Stando alle stime dell’organizzazione non governativa Assistance Association for Political Prisoners, la giunta militare ha arrestato oltre 20mila dissidenti. Alla fine di luglio quattro attivisti sono stati giustiziati con l’accusa di aver collaborato a organizzare «atti terroristici». Si tratta dell’ex parlamentare Phyo Zeya Thaw, molto vicino alla Suu Kyi, dello scrittore Kyaw Min Yu, conosciuto come Ko Jimmy, veterano del gruppo studentesco «Generazione 88», movimento birmano pro-democrazia; e di altri due attivisti meno noti, Hla Myo Aung e Aung Thura Zaw. Tutti si trovavano nella prigione di Insein, nel distretto di Yangon, una struttura usata anche in passato dalla giunta, dove sono state denunciate torture e sparizioni. I militari hanno anche schiacciato la libertà di espressione, imprigionando giornalisti, revocando le licenze di testate indipendenti e facendo di tutto per limitare la circolazione di notizie riguardanti gli atti del regime militare.

A gennaio Tom Andrews, l’investigatore speciale indipendente delle Nazioni Unite sul Myanmar, ha definito il conflitto in atto in Birmania una «guerra dimenticata». Scot Marciel, ex ambasciatore degli Stati Uniti nel Paese, ha affermato che diversi fattori «contribuiscono in modo significativo alla mancanza di attenzione dei media internazionali sul Myanmar», tra cui la mancanza di conoscenza del Paese in Occidente, la difficoltà per i giornalisti di entrare e operare all’interno, e la guerra in Ucraina. «Il mondo distoglie lo sguardo dalla caduta nell’orrore del Myanmar» è invece stato il titolo/denuncia scelto dalla CNN per un servizio andato in onda il primo febbraio, in occasione del secondo anniversario del colpo di Stato.

E in effetti, oltre qualche sanzione e richiamo, le grandi potenze non hanno fatto granché.
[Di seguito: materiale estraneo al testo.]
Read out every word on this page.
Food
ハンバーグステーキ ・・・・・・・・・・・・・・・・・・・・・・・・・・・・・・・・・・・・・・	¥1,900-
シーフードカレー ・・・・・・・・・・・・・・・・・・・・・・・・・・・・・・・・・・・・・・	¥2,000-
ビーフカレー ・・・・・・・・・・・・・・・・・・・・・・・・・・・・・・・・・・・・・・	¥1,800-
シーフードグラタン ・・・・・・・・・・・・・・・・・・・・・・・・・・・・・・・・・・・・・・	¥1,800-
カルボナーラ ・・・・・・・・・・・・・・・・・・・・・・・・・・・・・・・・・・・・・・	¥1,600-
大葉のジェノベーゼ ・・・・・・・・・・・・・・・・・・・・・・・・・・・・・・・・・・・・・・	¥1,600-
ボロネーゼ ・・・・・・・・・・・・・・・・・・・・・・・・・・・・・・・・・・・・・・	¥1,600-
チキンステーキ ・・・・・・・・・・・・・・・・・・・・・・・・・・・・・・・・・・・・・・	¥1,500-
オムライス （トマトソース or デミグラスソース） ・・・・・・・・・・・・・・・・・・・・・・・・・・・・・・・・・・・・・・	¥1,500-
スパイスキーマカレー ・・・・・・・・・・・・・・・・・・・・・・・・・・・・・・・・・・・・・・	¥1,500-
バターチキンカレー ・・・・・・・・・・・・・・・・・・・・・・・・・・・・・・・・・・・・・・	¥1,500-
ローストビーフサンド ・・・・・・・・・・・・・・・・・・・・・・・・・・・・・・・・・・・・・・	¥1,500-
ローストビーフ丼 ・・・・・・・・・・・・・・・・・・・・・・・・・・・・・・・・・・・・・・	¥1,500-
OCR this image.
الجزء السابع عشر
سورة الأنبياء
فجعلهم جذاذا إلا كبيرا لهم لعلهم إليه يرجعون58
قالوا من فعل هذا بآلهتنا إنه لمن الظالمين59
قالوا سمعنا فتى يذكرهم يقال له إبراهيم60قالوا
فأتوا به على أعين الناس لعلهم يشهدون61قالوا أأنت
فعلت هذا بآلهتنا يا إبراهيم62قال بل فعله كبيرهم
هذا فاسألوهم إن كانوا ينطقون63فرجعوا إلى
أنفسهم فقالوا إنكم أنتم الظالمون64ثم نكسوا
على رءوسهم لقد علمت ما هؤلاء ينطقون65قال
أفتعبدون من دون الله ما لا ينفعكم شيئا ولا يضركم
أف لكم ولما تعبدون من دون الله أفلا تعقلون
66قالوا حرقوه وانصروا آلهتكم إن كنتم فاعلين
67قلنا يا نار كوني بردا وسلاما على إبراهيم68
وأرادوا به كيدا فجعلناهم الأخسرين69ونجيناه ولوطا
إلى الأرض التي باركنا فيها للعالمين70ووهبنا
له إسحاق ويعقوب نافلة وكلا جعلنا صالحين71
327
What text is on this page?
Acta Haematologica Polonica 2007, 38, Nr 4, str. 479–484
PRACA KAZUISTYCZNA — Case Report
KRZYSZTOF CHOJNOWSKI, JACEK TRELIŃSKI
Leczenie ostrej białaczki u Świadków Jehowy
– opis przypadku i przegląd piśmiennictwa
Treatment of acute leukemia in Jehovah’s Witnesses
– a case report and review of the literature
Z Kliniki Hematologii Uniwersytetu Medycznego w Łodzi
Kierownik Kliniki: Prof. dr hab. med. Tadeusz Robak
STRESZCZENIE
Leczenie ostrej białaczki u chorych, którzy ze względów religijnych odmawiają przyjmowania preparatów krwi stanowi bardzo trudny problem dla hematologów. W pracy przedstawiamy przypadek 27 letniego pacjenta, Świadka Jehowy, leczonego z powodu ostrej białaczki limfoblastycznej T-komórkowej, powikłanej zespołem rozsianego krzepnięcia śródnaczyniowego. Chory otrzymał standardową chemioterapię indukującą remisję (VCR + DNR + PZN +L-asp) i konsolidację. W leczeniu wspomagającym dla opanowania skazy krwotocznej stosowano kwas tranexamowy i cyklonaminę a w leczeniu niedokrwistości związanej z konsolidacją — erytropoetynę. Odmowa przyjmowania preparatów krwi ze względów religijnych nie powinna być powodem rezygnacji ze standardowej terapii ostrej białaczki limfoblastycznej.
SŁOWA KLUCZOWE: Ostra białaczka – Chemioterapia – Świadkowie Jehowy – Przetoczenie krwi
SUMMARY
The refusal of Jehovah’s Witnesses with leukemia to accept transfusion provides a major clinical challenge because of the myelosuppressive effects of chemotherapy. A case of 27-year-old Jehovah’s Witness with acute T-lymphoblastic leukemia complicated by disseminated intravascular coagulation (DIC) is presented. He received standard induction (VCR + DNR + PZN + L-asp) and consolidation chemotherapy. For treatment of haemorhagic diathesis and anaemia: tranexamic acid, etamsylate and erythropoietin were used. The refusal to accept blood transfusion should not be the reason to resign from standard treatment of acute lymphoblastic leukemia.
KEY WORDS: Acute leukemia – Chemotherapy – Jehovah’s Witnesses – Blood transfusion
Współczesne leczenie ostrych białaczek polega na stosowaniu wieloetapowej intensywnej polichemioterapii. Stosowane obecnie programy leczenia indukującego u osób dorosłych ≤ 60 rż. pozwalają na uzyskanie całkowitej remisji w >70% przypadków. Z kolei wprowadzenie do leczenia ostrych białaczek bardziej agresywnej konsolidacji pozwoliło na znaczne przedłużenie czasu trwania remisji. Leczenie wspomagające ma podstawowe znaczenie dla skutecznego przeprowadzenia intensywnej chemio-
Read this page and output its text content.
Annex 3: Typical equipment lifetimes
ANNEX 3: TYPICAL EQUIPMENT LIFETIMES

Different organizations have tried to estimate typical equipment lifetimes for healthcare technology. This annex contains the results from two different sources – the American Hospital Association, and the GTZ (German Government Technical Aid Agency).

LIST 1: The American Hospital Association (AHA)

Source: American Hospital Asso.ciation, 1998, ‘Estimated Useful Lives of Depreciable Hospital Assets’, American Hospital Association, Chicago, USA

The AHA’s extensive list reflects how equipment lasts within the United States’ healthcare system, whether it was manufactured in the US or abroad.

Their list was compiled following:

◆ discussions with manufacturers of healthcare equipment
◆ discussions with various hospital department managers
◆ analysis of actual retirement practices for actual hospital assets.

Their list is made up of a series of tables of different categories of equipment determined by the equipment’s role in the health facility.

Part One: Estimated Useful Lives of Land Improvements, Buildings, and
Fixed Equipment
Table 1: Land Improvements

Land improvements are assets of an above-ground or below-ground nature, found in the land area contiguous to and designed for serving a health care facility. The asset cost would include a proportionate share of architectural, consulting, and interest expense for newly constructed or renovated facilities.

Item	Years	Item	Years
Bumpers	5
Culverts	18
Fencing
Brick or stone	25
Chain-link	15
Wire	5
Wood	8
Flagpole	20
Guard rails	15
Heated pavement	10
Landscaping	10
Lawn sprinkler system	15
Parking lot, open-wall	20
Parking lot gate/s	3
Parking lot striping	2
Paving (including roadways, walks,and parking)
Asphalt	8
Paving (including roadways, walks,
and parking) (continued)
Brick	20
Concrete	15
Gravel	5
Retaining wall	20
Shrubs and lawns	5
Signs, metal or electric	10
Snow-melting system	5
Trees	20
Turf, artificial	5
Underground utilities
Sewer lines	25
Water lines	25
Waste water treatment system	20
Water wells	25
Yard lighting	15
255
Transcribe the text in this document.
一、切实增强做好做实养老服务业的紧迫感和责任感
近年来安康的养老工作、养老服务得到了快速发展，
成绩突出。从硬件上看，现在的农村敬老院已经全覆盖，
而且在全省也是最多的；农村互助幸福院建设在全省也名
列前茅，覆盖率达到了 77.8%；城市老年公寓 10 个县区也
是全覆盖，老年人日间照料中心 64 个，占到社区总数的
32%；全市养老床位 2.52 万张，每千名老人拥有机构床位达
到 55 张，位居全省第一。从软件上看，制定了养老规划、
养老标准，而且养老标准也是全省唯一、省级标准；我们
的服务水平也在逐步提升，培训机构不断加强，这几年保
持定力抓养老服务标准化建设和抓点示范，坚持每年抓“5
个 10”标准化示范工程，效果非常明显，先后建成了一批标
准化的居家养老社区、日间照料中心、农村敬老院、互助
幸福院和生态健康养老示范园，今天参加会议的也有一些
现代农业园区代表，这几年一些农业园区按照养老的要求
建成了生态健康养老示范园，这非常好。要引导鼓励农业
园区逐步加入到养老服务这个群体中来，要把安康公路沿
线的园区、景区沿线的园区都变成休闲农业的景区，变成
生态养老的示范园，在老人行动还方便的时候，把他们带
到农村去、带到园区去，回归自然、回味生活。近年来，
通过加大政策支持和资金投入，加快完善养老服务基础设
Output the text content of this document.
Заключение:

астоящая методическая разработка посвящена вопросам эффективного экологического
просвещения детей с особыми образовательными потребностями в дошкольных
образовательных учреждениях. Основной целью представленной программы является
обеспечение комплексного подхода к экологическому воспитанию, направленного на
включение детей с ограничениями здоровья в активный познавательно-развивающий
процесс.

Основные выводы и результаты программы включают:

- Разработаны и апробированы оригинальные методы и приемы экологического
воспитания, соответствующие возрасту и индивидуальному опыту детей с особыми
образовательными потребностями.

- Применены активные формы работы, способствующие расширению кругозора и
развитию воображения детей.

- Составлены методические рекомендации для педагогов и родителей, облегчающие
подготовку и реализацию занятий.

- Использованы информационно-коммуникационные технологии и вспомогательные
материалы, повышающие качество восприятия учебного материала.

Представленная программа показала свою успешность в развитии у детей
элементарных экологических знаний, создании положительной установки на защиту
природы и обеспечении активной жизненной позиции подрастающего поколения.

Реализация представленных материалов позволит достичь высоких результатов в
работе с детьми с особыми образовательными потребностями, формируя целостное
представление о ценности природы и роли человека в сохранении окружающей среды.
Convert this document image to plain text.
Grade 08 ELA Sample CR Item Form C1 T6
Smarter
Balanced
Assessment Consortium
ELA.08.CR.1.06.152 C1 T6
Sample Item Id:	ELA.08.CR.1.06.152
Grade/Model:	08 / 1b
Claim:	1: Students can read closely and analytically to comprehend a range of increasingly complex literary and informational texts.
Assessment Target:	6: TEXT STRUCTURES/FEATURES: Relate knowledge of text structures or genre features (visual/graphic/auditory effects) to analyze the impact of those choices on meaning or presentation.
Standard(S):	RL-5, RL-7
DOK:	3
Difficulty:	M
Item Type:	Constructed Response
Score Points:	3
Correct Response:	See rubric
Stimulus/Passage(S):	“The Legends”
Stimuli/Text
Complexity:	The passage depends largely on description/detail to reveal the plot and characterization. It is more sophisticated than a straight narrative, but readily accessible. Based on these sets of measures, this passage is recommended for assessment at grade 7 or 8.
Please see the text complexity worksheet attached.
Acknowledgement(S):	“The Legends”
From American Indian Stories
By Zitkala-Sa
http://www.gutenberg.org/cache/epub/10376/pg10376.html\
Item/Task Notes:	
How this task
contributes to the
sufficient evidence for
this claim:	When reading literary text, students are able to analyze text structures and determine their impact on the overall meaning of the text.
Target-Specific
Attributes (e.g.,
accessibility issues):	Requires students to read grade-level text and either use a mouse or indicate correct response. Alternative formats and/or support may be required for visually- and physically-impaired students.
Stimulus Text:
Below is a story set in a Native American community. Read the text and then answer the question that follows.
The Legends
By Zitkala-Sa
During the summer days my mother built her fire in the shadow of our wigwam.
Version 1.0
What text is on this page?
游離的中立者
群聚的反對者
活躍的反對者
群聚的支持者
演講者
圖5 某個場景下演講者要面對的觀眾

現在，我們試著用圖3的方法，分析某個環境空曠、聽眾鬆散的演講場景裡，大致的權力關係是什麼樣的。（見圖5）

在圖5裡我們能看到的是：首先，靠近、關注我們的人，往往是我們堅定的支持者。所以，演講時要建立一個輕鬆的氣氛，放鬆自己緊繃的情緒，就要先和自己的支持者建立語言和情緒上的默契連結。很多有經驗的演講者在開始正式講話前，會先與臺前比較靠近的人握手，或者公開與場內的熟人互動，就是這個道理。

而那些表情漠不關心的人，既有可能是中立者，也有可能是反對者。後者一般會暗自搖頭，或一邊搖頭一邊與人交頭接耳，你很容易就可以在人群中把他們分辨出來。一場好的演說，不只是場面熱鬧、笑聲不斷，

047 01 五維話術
La prima risoluzione è stata approvata dal Consiglio di Sicurezza dell’ONU solo nel dicembre 2022. Nel documento si chiede alla giunta guidata dal generale Min Aung Hlaing di liberare tutti i prigionieri politici, inclusa la deposta consigliera di Stato Suu Kyi, e si sollecita la fine della violenze. La risoluzione, proposta dal Regno Unito, è passata con dodici voti a favore e, soprattutto, con nessun voto contrario. Cina e Russia, infatti, per la prima volta si sono astenute. In passato, facendo leva sul proprio diritto di veto, Pechino e Mosca avevano bloccato qualsiasi tentativo di condannare il golpe militare. Un segnale forte per i generali birmani, amici storici di Pechino e Mosca.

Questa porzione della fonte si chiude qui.